We have BIG things going on in Starfish-land: we have an office!


It started in November, and it's such a fun story. A local businessman/philanthropist saw Bethany Bruner's story about us in The Columbus Dispatch. He was excited because he'd been wanting to start a charity just like ours, and here it was, already done. He sent an email to our President/Founder, Nicole Banks, who called him that same day. He asked what Starfish needed, and she candidly told him that we needed office space. It is preventing us from growing and gathering. It's preventing us from using volunteers. It's preventing us from being able to support our law enforcement partners to the best of our abilities.


As it happened, he had a property and was able to put us in a perfect spot. How amazing is that?!! For now, we're only paying a token amount of rent, but as we grow and are able to financially shoulder that burden, we will pay him the market rate. Then, two of our board members covered the cost of our liability insurance for the rental space for the first year! Absolutely lovely, right?


The office space is large enough that we'll be able to store supplies there, including all the books for Books & Badges (which have been in Nicole's home until now). We'll be able to host volunteering events like our bag stuffings, and when the pandemic is over, we'll even be able to host our monthly Starfish meetings there.


Finally, and this is one of the best parts, we're in the same building as some other really amazing organizations that we can partner with. Our friends at the Furniture Bank of Central Ohio have a warehouse there, and IMPACT Community Action is headquartered there. We're looking forward to working closely with both organizations and will do features on both of them in the coming weeks so you can get to know them.

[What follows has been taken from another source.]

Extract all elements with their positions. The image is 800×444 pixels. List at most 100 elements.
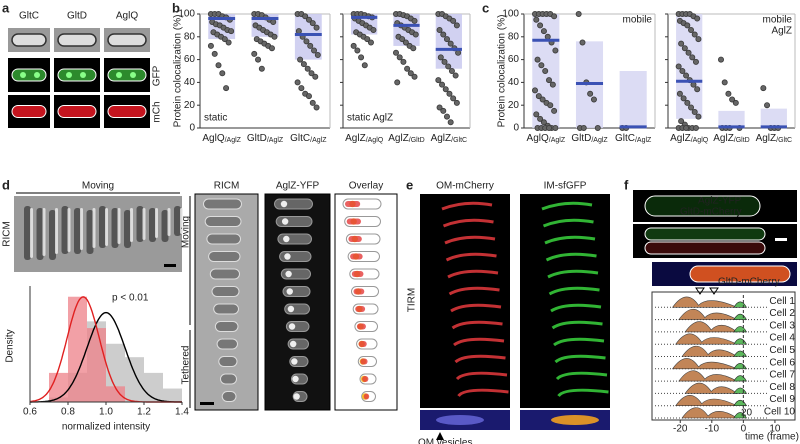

Today we met up to paint the space and had a lot of fun doing it. There was one wall--one of the formerly blue ones--that had water damage. Starfish Board Member and Columbus Division of Police Deputy Chief Tim Becker was the first one to notice it. He said we'd have to scrape it away a little bit. We asked him if he wasn't sure we could paint over it, but he took a screwdriver and showed us that it was completely peeling away at the slightest touch. Soooo...we got out snow scrapers and used those until Officer Dan Snyder arrived with a fully stocked paint kit--we mean fully. He and some others went to work on that wall, taking away every trace of water damage. Then, they mudded it. Officer Snyder is going to go back and finish working on it and then paint it.


So, you see...we already have happy memories of time spent with friends in this space. We are excited for many, many more.